La Germania ha assegnato 2,5 GW e l’Olanda 4 GW. Si tratta di due grossi lotti, considerando che, attualmente, nell’Ue ci sono complessivamente 19 GW di eolico offshore in funzione.

I risultati dell’ultima asta tedesca sono stati i seguenti, secondo l’Agenzia federale per le reti (Bundesnetzagentur):

  • TotalEnergies pagherà 1,9 miliardi di euro per sviluppare un sito di circa 1,5 GW, sborsando quindi 1,3 milioni di €/MW;
  • EnBW pagherà 1,065 miliardi di euro per sviluppare un sito da circa 1 GW, pagando quindi 1,1 milioni di €/MW.

In Olanda, invece:

  • SSE Renewables e i fondi pensione statali olandesi APG e ABP pagheranno 40 milioni di euro per sviluppare un sito da 2 GW. Si tratta di 20mila €/MW.
  • Vattenfall e Copenhagen Infrastructure Partners pagheranno 800 milioni di euro per sviluppare un sito da 2GW, versando 400mila €/MW.

Sia la Germania che l’Olanda hanno già utilizzato le offerte negative nelle loro precedenti aste eoliche offshore; BP e Total Energies, ad esempio, devono pagare 12,6 miliardi di euro per il diritto di sviluppare 7 GW complessivi, pari a 1,8 milioni di €/MW.

Criteri anche non di prezzo

L’asta olandese ha fatto ampio uso anche di criteri non legati al prezzo, come la protezione della biodiversità e l’integrazione dei sistemi.

Vattenfall e CIP si sono impegnati, tra l’altro, a costruire un impianto di elettrolizzazione da 1 GW a Rotterdam, che funzionerà con l’elettricità rinnovabile prodotta da uno dei siti.

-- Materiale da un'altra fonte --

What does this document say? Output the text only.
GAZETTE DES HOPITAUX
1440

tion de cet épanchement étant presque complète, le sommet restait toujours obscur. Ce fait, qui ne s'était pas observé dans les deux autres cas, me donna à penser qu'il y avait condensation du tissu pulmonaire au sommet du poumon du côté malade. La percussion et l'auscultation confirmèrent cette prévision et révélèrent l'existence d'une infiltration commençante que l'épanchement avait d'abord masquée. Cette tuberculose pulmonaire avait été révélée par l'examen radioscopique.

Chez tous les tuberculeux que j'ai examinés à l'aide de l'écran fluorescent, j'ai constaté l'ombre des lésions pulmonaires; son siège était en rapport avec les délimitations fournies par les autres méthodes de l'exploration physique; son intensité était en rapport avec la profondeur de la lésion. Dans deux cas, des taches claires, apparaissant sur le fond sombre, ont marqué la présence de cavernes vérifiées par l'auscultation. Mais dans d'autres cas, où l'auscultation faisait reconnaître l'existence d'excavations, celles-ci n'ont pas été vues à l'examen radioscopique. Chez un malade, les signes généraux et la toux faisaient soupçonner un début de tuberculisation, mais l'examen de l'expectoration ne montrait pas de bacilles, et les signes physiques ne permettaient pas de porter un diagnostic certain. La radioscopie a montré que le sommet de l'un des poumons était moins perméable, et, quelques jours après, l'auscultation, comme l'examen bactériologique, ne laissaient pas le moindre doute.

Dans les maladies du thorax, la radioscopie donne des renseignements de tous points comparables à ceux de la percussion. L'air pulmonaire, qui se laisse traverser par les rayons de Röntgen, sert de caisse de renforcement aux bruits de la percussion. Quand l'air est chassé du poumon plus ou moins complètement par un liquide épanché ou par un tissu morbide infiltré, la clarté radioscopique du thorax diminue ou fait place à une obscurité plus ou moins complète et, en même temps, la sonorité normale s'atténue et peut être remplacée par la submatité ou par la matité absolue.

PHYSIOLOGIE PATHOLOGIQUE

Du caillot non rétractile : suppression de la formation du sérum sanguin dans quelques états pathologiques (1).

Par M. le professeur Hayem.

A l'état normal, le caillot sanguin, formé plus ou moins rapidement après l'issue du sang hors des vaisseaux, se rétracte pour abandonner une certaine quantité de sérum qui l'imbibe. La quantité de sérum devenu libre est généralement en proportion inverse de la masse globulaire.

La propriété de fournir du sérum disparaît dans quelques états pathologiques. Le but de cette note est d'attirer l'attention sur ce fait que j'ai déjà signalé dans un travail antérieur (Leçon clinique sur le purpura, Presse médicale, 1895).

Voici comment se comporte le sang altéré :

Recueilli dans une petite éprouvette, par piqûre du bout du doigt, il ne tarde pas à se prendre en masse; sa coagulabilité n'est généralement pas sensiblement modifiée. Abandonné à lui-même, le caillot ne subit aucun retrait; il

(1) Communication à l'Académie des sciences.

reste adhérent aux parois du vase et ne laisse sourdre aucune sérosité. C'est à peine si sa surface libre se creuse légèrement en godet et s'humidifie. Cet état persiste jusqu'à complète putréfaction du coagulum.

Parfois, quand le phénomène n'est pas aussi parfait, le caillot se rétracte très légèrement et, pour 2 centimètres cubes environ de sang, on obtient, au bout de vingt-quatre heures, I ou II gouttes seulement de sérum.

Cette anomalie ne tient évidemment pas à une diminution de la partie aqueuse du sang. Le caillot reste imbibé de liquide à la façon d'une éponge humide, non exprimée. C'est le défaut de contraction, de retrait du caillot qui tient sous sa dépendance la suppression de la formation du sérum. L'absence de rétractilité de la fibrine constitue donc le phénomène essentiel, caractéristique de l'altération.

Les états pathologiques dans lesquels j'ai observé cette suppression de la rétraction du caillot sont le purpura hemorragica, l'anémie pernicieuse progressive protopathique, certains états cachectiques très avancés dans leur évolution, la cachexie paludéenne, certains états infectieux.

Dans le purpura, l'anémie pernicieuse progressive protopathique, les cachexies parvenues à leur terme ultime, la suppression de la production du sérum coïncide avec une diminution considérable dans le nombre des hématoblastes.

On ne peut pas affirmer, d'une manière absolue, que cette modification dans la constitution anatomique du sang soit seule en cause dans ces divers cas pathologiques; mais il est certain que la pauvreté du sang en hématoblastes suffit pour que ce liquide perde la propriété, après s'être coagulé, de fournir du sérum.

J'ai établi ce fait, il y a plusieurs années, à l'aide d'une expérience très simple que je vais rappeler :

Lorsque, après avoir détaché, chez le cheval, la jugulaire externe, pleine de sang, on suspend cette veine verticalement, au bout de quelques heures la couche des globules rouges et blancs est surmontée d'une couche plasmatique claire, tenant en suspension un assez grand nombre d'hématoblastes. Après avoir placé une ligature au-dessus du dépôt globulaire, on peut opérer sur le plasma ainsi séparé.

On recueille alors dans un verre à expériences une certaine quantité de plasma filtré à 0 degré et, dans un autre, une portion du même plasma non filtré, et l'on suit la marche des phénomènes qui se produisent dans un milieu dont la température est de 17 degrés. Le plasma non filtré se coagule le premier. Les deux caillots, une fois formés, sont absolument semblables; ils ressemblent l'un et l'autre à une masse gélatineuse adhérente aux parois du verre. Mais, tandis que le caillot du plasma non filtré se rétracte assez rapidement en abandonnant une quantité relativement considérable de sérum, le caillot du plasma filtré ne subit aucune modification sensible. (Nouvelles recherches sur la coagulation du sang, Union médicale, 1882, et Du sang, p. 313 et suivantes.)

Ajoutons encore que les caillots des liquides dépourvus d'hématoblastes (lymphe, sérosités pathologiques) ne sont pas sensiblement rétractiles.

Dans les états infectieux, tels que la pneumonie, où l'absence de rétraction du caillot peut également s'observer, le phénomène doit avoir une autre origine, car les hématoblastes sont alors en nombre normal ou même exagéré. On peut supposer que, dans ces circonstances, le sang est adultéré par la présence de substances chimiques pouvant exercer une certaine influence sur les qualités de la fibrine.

Inoltre, uno dei parchi eolici è stato progettato come un “laboratorio vivente”, nel senso che oltre il 75% delle fondazioni per le turbine eoliche sarà dotato di scogliere artificiali per i molluschi e altri animali marini.

L’asta tedesca ha invece utilizzato esclusivamente criteri di prezzo.

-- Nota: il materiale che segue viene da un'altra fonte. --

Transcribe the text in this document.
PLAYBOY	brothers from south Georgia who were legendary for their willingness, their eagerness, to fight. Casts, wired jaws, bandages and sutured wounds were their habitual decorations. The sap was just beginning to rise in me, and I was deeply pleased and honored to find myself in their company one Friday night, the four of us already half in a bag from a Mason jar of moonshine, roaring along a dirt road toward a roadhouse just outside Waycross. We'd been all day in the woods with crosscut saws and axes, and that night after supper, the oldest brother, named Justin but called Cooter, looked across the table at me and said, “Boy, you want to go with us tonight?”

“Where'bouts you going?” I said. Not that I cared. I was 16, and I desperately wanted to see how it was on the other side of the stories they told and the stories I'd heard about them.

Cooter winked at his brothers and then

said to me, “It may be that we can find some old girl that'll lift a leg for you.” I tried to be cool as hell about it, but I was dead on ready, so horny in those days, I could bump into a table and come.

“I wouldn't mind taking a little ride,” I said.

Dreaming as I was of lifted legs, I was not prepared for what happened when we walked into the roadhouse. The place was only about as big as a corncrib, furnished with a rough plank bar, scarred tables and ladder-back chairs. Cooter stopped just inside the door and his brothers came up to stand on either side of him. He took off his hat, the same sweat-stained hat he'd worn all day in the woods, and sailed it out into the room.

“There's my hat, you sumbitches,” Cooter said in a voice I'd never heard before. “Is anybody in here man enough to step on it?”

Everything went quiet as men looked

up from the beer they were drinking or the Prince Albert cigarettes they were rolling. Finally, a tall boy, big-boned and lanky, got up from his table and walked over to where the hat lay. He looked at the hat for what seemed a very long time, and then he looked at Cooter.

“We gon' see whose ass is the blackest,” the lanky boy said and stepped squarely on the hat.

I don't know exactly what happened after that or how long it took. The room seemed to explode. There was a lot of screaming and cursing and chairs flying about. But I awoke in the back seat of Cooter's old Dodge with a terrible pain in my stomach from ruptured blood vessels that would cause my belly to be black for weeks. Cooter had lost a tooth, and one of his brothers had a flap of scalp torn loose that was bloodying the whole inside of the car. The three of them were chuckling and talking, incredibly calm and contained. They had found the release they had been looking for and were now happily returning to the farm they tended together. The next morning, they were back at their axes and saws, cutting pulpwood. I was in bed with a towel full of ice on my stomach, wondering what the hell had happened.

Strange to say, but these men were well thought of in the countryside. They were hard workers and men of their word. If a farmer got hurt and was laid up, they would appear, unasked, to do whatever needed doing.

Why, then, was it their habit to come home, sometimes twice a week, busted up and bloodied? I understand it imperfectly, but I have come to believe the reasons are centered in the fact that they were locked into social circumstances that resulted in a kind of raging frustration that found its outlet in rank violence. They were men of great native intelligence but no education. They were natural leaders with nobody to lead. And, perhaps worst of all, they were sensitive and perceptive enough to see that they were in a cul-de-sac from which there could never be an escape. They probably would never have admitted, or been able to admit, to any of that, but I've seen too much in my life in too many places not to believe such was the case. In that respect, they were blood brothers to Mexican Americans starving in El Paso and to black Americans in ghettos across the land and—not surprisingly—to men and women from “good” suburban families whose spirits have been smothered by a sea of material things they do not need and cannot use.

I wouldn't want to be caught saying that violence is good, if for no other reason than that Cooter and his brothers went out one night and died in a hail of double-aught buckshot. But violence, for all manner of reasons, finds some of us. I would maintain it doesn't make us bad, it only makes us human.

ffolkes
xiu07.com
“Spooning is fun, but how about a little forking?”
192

In Germania il 90% dei fondi raccolti con l’asta negativa sarà utilizzato per ridurre gli oneri di rete in bolletta. Il restante 10% verrà utilizzato per sostenere la biodiversità marittima e le pratiche di pesca sostenibile.

In attesa del decreto Fer 2 in Italia

L’eolico offshore è destinato a fare la parte del leone in Italia, nell’ambito delle prossime aste previste dal decreto Fer 2, che incentiva le rinnovabili più innovative e costose per il periodo 2024-2028. L’offshore avrà infatti un contingente di potenza pari a 3,8 GW (su 4,6 GW totali), di gran lunga superiore a quelli destinati alle altre tecnologie.

Nel caso italiano, ricordiamo, le aste Fer 2 per l’eolico in mare assegneranno un incentivo di 185 €/MWh per la versione con fondazioni e 105 €/MWh per la versione galleggiante (Costi, incentivi, volumi: il Fer 2 spiegato da Bruxelles). Si attende ora solo la pubblicazione in Gazzetta Ufficiale per completare l’iter del decreto, approvato dall’Ue e firmato dal ministro dell’Ambiente e della sicurezza energetica, Gilberto Pichetto Fratin.

Per il mantenimento nella sua interezza della tariffa, gli impianti eolici marini dovranno entrare in esercizio entro 50 mesi dall’aggiudicazione.